Virgílio Castelo lança novo livro e revisita a noite, a carreira e os amores, tendo concedido entrevista ao Dioguinho.
Ator publica “Consumo Obrigatório” e traça retrato íntimo de uma geração
Virgílio Castelo lançou esta quarta-feira, 28 de janeiro, o livro Consumo Obrigatório, obra onde revisita décadas de vivências ligadas à noite, às artes e às transformações sociais em Portugal. A propósito do lançamento, o ator concedeu uma entrevista ao site Dioguinho, onde falou sem filtros sobre o passado pessoal e profissional.
Desde logo, explicou a génese do livro e a escolha de Afonso Pimentel para a apresentação. Segundo Virgílio Castelo, a noite foi o ponto de partida da escrita: “Achei estranho como é que, sendo a noite uma zona da vida que toda a gente enfrentou, havia pouca coisa escrita sobre isso.”
Histórias entre boates, teatro e televisão
Ao longo da conversa, o ator explicou que as narrativas do livro atravessam várias décadas. Nesse sentido, esclareceu: “As histórias passam-se desde 1966 até 2001.” Para contextualizar o leitor, decidiu cruzar memórias da noite com o percurso artístico: “Achei que o melhor era falar das peças de teatro, dos filmes, das novelas.”

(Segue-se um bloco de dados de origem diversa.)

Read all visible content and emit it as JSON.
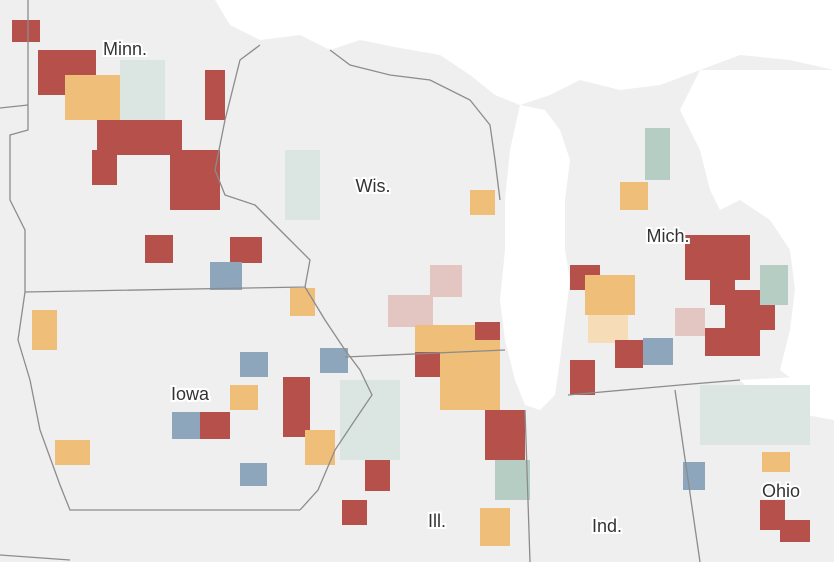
{
  "state_labels": [
    "Minn.",
    "Wis.",
    "Mich.",
    "Iowa",
    "Ill.",
    "Ind.",
    "Ohio"
  ]
}
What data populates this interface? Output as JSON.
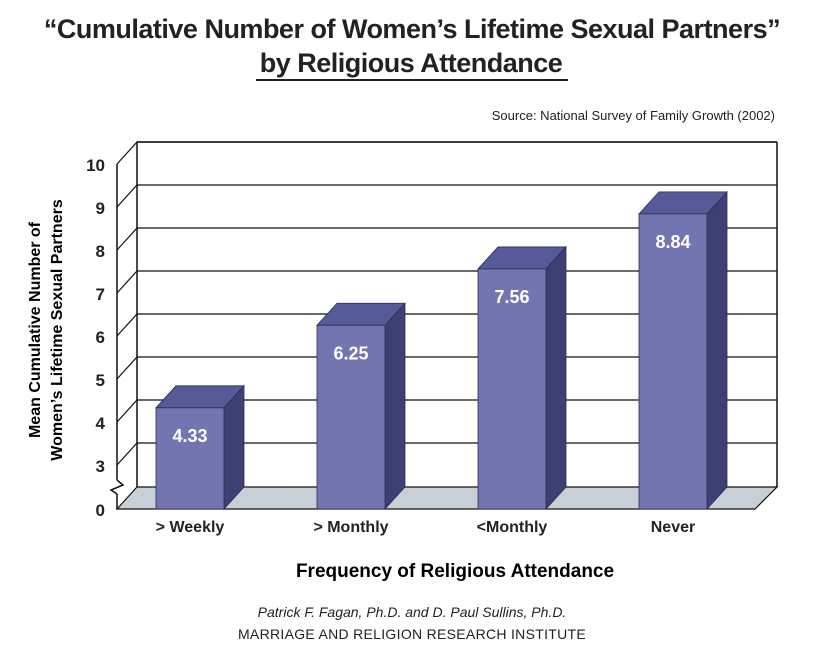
{
  "chart_data": {
    "type": "bar",
    "title_line1": "“Cumulative Number of Women’s Lifetime Sexual Partners”",
    "title_line2": "by Religious Attendance",
    "source": "Source: National Survey of Family Growth (2002)",
    "categories": [
      "> Weekly",
      "> Monthly",
      "<Monthly",
      "Never"
    ],
    "values": [
      4.33,
      6.25,
      7.56,
      8.84
    ],
    "value_labels": [
      "4.33",
      "6.25",
      "7.56",
      "8.84"
    ],
    "ylabel_line1": "Mean Cumulative Number of",
    "ylabel_line2": "Women’s Lifetime Sexual Partners",
    "xlabel": "Frequency of Religious Attendance",
    "yticks": [
      0,
      3,
      4,
      5,
      6,
      7,
      8,
      9,
      10
    ],
    "ytick_labels": [
      "0",
      "3",
      "4",
      "5",
      "6",
      "7",
      "8",
      "9",
      "10"
    ],
    "ylim": [
      0,
      10
    ],
    "axis_break": true,
    "grid": true,
    "legend": "none",
    "colors": {
      "bar_front": "#7275af",
      "bar_side": "#3d4072",
      "bar_top": "#575a99",
      "floor": "#c9cfd6"
    }
  },
  "credits": {
    "authors": "Patrick F. Fagan, Ph.D. and D. Paul Sullins, Ph.D.",
    "institute": "MARRIAGE AND RELIGION RESEARCH INSTITUTE"
  }
}
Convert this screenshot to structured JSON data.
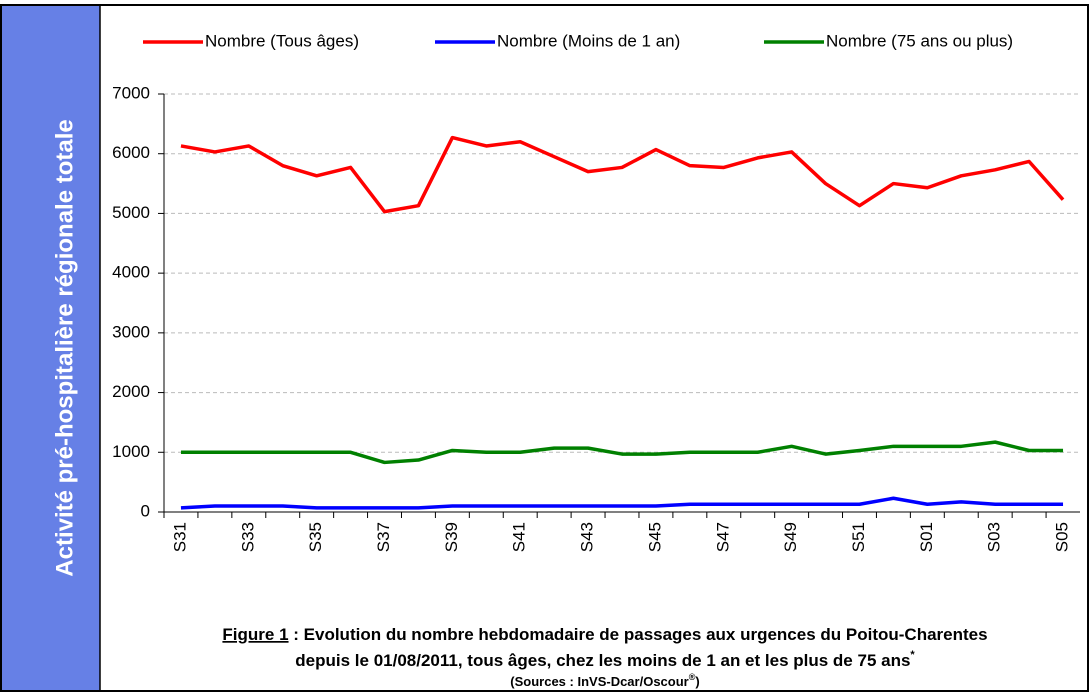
{
  "sidebar": {
    "title": "Activité pré-hospitalière régionale totale"
  },
  "chart_data": {
    "type": "line",
    "categories": [
      "S31",
      null,
      "S33",
      null,
      "S35",
      null,
      "S37",
      null,
      "S39",
      null,
      "S41",
      null,
      "S43",
      null,
      "S45",
      null,
      "S47",
      null,
      "S49",
      null,
      "S51",
      null,
      "S01",
      null,
      "S03",
      null,
      "S05"
    ],
    "series": [
      {
        "name": "Nombre (Tous âges)",
        "color": "#ff0000",
        "values": [
          6130,
          6030,
          6130,
          5800,
          5630,
          5770,
          5030,
          5130,
          6270,
          6130,
          6200,
          5950,
          5700,
          5770,
          6070,
          5800,
          5770,
          5930,
          6030,
          5500,
          5130,
          5500,
          5430,
          5630,
          5730,
          5870,
          5230
        ]
      },
      {
        "name": "Nombre (Moins de 1 an)",
        "color": "#0000ff",
        "values": [
          70,
          100,
          100,
          100,
          70,
          70,
          70,
          70,
          100,
          100,
          100,
          100,
          100,
          100,
          100,
          130,
          130,
          130,
          130,
          130,
          130,
          230,
          130,
          170,
          130,
          130,
          130
        ]
      },
      {
        "name": "Nombre (75 ans ou plus)",
        "color": "#008000",
        "values": [
          1000,
          1000,
          1000,
          1000,
          1000,
          1000,
          830,
          870,
          1030,
          1000,
          1000,
          1070,
          1070,
          970,
          970,
          1000,
          1000,
          1000,
          1100,
          970,
          1030,
          1100,
          1100,
          1100,
          1170,
          1030,
          1030
        ]
      }
    ],
    "ylim": [
      0,
      7000
    ],
    "yticks": [
      0,
      1000,
      2000,
      3000,
      4000,
      5000,
      6000,
      7000
    ],
    "grid": true,
    "legend": "top"
  },
  "caption": {
    "label": "Figure 1",
    "line1": " : Evolution du nombre hebdomadaire de passages aux urgences du Poitou-Charentes",
    "line2": "depuis le 01/08/2011, tous âges, chez les moins de 1 an et les plus de 75 ans",
    "line2_mark": "*",
    "sources": "(Sources : InVS-Dcar/Oscour",
    "sources_mark": "®",
    "sources_close": ")"
  }
}
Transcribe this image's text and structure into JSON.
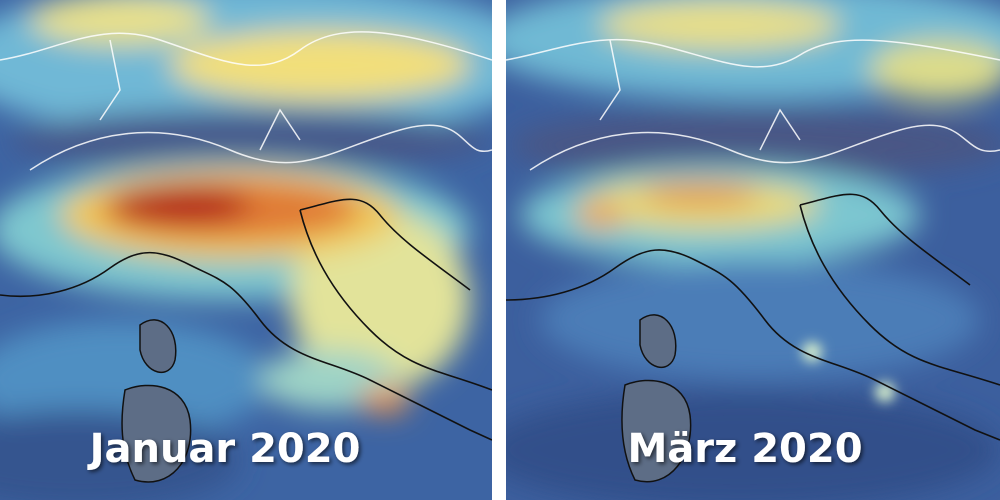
{
  "panels": [
    {
      "label": "Januar 2020"
    },
    {
      "label": "März 2020"
    }
  ]
}
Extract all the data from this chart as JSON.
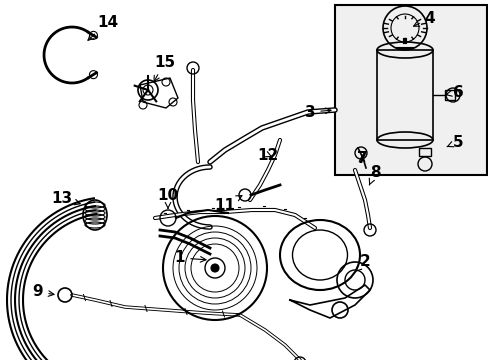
{
  "background_color": "#ffffff",
  "figure_width": 4.89,
  "figure_height": 3.6,
  "dpi": 100,
  "image_data": "target_embedded"
}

Virgílio Castelo abordou também o imaginário associado ao lema “sexo, drogas e rock and roll”, defendendo que marcou profundamente uma geração: “Foi transversal a toda a juventude.” Contudo, sublinhou uma diferença temporal: “Esse imaginário não veio para Portugal nos anos 60, só veio nos anos 70.”
Da moda à televisão: início de carreira e rótulo de galã
Questionado sobre o início do percurso profissional, recordou os primeiros passos como modelo: “Comecei a trabalhar na moda dos 18 até aos 21.” Mais tarde, a televisão trouxe notoriedade, sobretudo com a novela Origens.
Apesar da popularidade, o ator revelou que o rótulo de galã foi um peso: “Se era um galã é porque não era bom ator.” Confessou ainda: “Isso magoou-me durante muitos anos.”
Cartas, assédio e relações amorosas
Durante a entrevista, Virgílio Castelo falou abertamente sobre o impacto da fama na vida pessoal. Recordou que recebia muitas cartas e identificou dois tipos de admiradoras: “Ou eram adolescentes ou mulheres já divorciadas ou viúvas.” E explicou: “Correspondia ao imaginário de mulheres que ainda não estavam sexualmente ativas ou que tinham deixado de estar.”
Sobre a vida amorosa, fez um balanço claro: “Foram quatro mulheres com quem eu vivi.” Entre elas, destacou o mediático casamento com Alexandra Lencastre, reconhecendo dificuldades: “Teve coisas divertidas, mas também coisas complicadas.” Ainda assim, garantiu: “Somos amigos.”
“Assentei” aos 49 anos
Quando questionado sobre a vida noturna, Virgílio Castelo foi direto: “Eu saí até aos 49 anos.” O ponto de viragem surgiu com a atual companheira: “Depois conheci a Maria Lucena.” Confrontado com a ideia de ter assentado, confirmou sem hesitar: “Exatamente!!!”
Bastidores da televisão e dificuldades da ficção nacional
O ator falou também da experiência como diretor da NBP e consultor em vários canais. Apesar do prestígio, confessou: “Encara-va sempre como uma coisa de dever e não de prazer.”
Sobre a ficção portuguesa, apontou um problema estrutural: “O nosso problema é financeiro.” E reforçou: “Os orçamentos que nós temos são baixíssimos.”
Teatro, novelas e projetos atuais
Atualmente, Virgílio Castelo está focado sobretudo no teatro. Entre os projetos, destacou a peça Todos os Pássaros, no Teatro São Luiz, e a substituição de Ruy de Carvalho em A Ratoeira.
Sobre o futuro, mostrou-se grato: “Tenho conseguido trabalhar ao longo destes 52 anos.”
Um livro sobre memória, geração e noite
No final, Virgílio Castelo explicou o propósito de “Consumo Obrigatório”: “Acabei por fazer, sem querer, um retrato de toda uma geração.” Acrescentou ainda: “As pessoas vão encontrar nestas histórias pedaços da vida delas.”
Quanto ao pior encontro da noite, preferiu manter o mistério, rematando com humor: “A gentleman never tells.”
Livro promete provocar nostalgia e identificação
Assim, “Consumo Obrigatório” surge como um olhar íntimo sobre a noite, a criação artística e a passagem do tempo, reunindo memórias pessoais e coletivas de uma geração que marcou a cultura portuguesa.